Capital gains are profits generated from selling assets for a profit. Beginning with the Revenue Act of 1921, the U.S. government introduced short- and long-term capital gains taxes as a way to encourage long-term investments that provide market stability and encourage economic productivity. Here are the basics to understanding how these taxes work for equities in brokerage accounts (retirement accounts have different rules):

  • You only incur taxes on investment once you “realize” the profit or loss. That means once you sell the investment. Taxes are calculated on an annual basis and your gains are netted from losses (more on that later).
  • If you realize the gain on an investment in less than a year, you pay a higher tax called a short-term capital gain tax.
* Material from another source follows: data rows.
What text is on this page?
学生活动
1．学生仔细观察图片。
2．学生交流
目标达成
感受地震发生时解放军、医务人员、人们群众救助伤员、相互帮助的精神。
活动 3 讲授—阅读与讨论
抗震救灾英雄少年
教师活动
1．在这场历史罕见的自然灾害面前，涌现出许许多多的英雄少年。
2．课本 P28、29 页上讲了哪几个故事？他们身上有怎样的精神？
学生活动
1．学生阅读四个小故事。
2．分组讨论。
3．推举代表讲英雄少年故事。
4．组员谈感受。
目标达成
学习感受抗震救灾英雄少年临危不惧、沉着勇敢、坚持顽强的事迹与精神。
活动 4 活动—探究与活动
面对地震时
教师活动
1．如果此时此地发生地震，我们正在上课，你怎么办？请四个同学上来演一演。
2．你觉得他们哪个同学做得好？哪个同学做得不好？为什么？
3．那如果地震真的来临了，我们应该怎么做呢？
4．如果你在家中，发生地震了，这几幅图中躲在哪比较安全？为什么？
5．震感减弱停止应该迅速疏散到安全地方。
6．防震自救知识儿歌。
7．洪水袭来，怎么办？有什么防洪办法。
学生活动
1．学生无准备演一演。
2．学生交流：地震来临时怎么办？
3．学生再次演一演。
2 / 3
This is usually the rate of your marginal ordinary income tax. “Marginal” is a big deal here, because that means the highest rate you pay, not the effective tax rate.
  • If you realize the gain after more than a year of holding the asset, then you pay a lower tax rate called the long-term capital gains rate. This rate is either 0%, 15% or 20%, depending on your income tax bracket.
  • For example, if you filed alone in 2022 and made $180,000 in income, you would pay a short-term capital gains rate of 32%. But if you held that same asset for more than a year, you would pay only 15%. That cuts your tax bill in half!
  • Similarly, if you are married and have a joint income of $80,000, you would pay a short-term capital gains tax of 12% but a long-term capital gains tax of zero!

There’s another critical element to understanding capital gains: offsetting gains and losses. You calculate capital gains tax at the end of a year, based on your net taxable gains and losses. This is important since losses can be used to offset gains and reduce tax liabilities. If losses exceed gains, up to $3,000 can be used to offset ordinary income, and any excess losses can be carried forward to offset future capital gains in future years, $3,000 per year max.

Many investors overlook the importance of capital gains taxes when making investment decisions. This oversight can lead to unnecessary tax liabilities, reducing net returns and hindering long-term financial goals. Xillion’s Portfolio Optimizer is designed with capital gains in mind. We help users find index funds designed for a buy-and-hold strategy, reducing taxable events on the path toward financial independence.

So next time you are preparing to execute an order, keep in mind the tax implications. Investing isn’t just about being in the highest-returning asset all the time — it also depends on your current portfolio and the tax implications of moving money into a new asset.